Investors left with no option but to swap major currency for lucrative asset class like gold
It is predicted that future growth will be evidenced in gold. The global economy in future may not based on the gold standard, but the recognized value of gold as the basis for real value — whether acknowledged by central banks or not — will never change. Historically, many civilizations have recognized the permanence of gold’s value. For example, Egyptian civilizations buried large amount of gold with deceased pharaohs with the confidence that they would be able to use it in the afterlife. Great wars were fought to plunder stores of gold.
Gold is the only real money, and its value cannot be changed or controlled by government. Governments overprint money in time of economic and financial crisis but certainly, they always return to gold. Goods and services can be paid for only with goods and services. Currency is nothing but a promissory note that is not backed up with any tangible value. Once we reach our national credit limit, monetary policy will be forced to pullback. When that occurs conventional investors and their savings accounts hit hard. The beneficial of the falling dollar will be the investor whose holdings emphasize tangible value of goods.
Investing in gold itself, mutual funds, or gold mining stock provides the most direct counter to the dollar. As the dollar falls, gold inevitably rise. Dollar holdings of commercial banks, representing foreign currency deposits of private residents climbed by Rs29.32 billion, during the first five months of the present fiscal year. During January to May, these holdings reported an increase of $140 billion to stand at $5.081 billion against $4.941 billion. According to the month-end statistics on liquid foreign exchange reserves given by the State Bank of Pakistan (SBP) shows that the dollar investments by the banks have been witnessing fair growth trajectory, as their volumes are more than that the foreign exchange reserves of the State Bank of Pakistan, which is evident from the fact that the net international reserves of the Central Bank reduced to $4.224 billion, while the reserves of commercial banks rose to $5.285 billion as of November 1, 2013. The dollar investments have outperformed bonds, stocks and real estate in the last few months, as people in order to get better profits, purchased dollars from the open market and deposited in their foreign currency accounts.
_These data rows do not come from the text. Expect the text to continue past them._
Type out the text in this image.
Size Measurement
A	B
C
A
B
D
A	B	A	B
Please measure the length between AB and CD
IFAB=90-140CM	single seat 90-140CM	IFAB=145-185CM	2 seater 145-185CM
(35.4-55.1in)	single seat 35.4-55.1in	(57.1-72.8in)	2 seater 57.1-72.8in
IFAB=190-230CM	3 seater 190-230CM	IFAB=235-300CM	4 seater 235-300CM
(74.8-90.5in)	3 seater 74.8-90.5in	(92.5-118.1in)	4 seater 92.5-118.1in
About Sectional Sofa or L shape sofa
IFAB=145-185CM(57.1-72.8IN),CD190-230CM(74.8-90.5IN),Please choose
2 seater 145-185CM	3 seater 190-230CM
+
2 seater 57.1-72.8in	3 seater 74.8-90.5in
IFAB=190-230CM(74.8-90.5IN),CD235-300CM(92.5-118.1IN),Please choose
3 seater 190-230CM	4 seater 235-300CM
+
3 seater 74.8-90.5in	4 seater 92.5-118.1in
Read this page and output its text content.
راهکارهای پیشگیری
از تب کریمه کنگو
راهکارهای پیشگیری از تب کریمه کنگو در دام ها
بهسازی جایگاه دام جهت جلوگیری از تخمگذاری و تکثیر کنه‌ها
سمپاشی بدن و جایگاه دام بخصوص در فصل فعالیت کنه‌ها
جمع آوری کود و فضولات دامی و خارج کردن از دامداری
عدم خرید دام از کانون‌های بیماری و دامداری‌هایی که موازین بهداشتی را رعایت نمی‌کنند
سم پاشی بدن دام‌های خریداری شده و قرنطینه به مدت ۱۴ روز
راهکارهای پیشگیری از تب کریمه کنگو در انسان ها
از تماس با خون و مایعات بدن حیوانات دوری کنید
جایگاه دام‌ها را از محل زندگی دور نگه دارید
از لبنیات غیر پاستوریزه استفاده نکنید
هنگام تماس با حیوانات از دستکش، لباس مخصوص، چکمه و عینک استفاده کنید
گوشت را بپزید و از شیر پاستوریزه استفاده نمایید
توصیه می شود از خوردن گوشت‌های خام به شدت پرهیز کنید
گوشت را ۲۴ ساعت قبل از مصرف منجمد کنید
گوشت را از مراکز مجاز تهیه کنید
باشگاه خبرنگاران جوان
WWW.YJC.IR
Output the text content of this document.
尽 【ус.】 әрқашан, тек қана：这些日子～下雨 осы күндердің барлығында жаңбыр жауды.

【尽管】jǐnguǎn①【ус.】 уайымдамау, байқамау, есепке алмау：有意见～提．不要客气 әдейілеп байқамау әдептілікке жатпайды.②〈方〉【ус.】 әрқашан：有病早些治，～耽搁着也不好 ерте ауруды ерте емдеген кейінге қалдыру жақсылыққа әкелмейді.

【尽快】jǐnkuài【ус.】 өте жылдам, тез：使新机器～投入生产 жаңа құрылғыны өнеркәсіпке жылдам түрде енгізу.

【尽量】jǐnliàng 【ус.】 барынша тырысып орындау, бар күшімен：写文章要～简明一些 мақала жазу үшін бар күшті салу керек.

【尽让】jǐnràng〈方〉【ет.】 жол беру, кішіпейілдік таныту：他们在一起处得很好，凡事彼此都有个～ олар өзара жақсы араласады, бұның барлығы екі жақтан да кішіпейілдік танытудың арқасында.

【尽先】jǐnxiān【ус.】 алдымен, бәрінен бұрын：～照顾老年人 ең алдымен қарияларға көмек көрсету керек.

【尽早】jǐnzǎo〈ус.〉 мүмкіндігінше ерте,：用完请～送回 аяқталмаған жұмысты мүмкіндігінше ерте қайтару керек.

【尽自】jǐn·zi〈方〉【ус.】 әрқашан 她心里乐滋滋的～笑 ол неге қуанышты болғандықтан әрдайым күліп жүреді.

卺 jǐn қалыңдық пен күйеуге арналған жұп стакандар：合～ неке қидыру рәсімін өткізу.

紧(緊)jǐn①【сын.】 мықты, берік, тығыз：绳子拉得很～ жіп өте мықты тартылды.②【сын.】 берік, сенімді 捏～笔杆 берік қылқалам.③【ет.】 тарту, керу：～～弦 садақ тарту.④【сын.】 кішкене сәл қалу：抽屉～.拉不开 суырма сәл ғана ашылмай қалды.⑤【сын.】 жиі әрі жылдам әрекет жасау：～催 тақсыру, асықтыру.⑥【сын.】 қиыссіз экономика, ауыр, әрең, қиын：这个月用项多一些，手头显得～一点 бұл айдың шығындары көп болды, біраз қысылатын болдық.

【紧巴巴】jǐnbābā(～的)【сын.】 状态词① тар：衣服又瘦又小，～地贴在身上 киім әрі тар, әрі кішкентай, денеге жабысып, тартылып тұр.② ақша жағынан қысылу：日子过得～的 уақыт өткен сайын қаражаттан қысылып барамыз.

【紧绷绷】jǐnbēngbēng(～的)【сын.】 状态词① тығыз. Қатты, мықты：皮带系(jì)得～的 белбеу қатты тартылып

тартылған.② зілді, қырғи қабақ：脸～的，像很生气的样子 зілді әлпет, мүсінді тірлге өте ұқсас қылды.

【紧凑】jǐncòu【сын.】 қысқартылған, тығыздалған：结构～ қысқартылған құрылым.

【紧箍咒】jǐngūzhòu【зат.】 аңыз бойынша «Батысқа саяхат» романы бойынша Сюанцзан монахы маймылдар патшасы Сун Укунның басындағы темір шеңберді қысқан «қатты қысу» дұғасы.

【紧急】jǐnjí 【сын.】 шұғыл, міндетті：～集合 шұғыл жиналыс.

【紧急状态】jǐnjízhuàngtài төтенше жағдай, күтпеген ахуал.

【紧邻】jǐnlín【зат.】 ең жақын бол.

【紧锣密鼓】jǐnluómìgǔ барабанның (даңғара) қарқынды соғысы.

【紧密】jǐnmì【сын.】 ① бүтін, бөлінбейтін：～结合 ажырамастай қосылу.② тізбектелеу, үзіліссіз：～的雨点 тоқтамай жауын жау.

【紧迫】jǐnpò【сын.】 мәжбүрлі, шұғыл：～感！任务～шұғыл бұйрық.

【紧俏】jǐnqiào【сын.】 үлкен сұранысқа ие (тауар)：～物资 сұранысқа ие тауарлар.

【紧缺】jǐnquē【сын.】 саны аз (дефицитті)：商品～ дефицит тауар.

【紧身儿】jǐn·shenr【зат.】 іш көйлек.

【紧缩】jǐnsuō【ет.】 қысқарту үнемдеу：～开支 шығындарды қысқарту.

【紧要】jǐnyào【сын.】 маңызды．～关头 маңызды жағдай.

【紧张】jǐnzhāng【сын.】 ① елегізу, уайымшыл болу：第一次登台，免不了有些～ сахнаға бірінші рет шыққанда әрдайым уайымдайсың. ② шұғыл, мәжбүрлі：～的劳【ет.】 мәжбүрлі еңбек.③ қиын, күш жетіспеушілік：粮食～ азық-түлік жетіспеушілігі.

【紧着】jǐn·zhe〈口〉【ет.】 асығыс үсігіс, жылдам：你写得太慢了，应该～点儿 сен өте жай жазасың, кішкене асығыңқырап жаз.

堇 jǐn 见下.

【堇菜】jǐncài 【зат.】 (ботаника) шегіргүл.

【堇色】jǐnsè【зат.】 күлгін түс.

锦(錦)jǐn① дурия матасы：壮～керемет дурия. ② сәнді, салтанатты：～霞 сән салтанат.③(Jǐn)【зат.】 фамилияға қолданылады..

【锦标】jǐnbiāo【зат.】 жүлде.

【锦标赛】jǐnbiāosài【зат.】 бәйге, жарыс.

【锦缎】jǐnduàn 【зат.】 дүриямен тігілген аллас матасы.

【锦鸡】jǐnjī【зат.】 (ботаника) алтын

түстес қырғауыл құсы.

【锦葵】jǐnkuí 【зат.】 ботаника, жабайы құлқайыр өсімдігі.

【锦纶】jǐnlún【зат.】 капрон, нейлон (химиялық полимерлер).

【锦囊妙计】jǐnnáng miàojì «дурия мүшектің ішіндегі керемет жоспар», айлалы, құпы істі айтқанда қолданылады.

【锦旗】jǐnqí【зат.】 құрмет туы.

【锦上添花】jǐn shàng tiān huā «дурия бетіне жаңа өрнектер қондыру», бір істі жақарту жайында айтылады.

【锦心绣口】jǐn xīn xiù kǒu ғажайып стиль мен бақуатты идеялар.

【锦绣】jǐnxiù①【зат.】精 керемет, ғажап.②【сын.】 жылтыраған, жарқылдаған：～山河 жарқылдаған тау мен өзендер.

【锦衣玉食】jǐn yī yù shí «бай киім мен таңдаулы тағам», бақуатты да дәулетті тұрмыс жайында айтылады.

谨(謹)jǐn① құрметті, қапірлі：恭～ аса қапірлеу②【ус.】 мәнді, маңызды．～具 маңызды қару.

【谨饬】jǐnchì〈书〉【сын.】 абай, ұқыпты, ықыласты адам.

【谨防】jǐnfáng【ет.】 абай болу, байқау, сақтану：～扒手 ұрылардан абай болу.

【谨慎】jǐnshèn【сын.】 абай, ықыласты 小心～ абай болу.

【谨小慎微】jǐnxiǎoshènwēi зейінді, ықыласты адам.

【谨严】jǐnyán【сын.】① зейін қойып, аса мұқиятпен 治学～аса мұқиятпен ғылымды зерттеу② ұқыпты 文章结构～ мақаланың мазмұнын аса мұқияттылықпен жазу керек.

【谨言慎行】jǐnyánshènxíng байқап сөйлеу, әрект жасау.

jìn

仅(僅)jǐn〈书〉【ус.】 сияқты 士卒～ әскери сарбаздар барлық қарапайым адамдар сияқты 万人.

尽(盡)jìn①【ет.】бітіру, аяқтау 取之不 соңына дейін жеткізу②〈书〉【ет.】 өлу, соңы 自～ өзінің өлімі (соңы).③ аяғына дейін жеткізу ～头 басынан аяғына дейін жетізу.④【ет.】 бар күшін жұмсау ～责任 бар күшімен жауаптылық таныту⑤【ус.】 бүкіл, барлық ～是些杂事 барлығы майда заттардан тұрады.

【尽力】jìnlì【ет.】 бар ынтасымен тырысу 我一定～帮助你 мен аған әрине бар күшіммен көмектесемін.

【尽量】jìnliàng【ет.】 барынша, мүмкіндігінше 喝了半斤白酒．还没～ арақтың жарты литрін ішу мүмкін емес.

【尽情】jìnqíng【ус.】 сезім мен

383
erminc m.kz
“In Pakistan, wealthy people are transferring their assets in foreign exchange,” said Dr Muhammad Yaqub, former governor of the SBP. Both exporters and importers are keeping dollars by under-invoicing and over-invoicing. At the same time, people convert their assets in dollars under the foreign exchange deposit scheme. It is expected to give them a higher rate of return than any other asset.
The State Bank governor had already admitted that around $25 million is being flown out of the country every day. The deposit mix ratio of commercial banks may comprise 75 to 80 percent local components and 25 to 20 percent foreign. In case of increase in it, the State Bank can impose a penalty on banks. Banks earned no profit on having such accounts and also obliged to sell dollars to the SBP to meet the demand for the foreign exchange.
Based on its groundwork stock market experts are quite optimistic that the local bourse will continue the positive momentum in the coming year. “We expect the KSE-100 Index to touch 30,000-mark in 2014, thereby, generating 17 percent to 18 percent return,” Mohammad Sohail, CEO of Topline Securities and Director at the Karachi Stock Exchange, said.
Market capitalization surged by 43 percent during the year, as it stood at Rs6.057 trillion on December 30, 2013 as compared to the capitalization of Rs4.242 trillion on December 31, 2012.
In the fiscal year 2014, Pakistan’s economy is likely to recover with GDP growth of four percent to five percent, after a gap of six years, with the support of manufacturing sector. The government’s large concentration on the economic and energy issues will help overall economic activity and investment climate in 2014. Huge liquidity and better economic recovery can take the market to even 33,000 points level.
The GSP Plus status for textiles, developments on the privatization front and the auction of 3G licenses, Pakistan will be observing a significant influx of funds, therefore, the current momentum is likely to continue going forward. Significant improvement’ in macro economy for 2014 highlights the investment community’s continued belief in the government’s reform plans along with the expectations of improvement in the circular debt in 2014.
Gold’s increasing attractiveness over the years is a result of increasing demand, falling supply and its influence as a safe haven for investment. Investors diversify their investments by including gold to maintain a stable portfolio. The commodity offers a strong hedge against falling interest rates, uncertain economic conditions, currency devaluation and losses incurred on other investments. Gold price increased from Rs6,280 per tola in 2002 to Rs62,600 per tola, currently.
Pakistan is currently going through political and socio-economic crisis. In times like these, gold is believed to be a hedge against losses made by other investments. Gold is the best store of wealth. Pakistani rupee has declined by almost 40 percent over the last 10 years and this gives gold an extra brightness as an investment. Gold prices are denominated in dollars, making it a good security in Pakistan.
The Securities and Exchange Commission of Pakistan (SECP) recently allowed asset management companies to offer gold schemes to investors. The introduction of the scheme was a longstanding demand of the local market and it is expected to become very popular. Credit rating agencies are grading lower world leaders like the US and France. Investors are left with no alternative but to swap major currency pairs for some lucrative asset class like gold.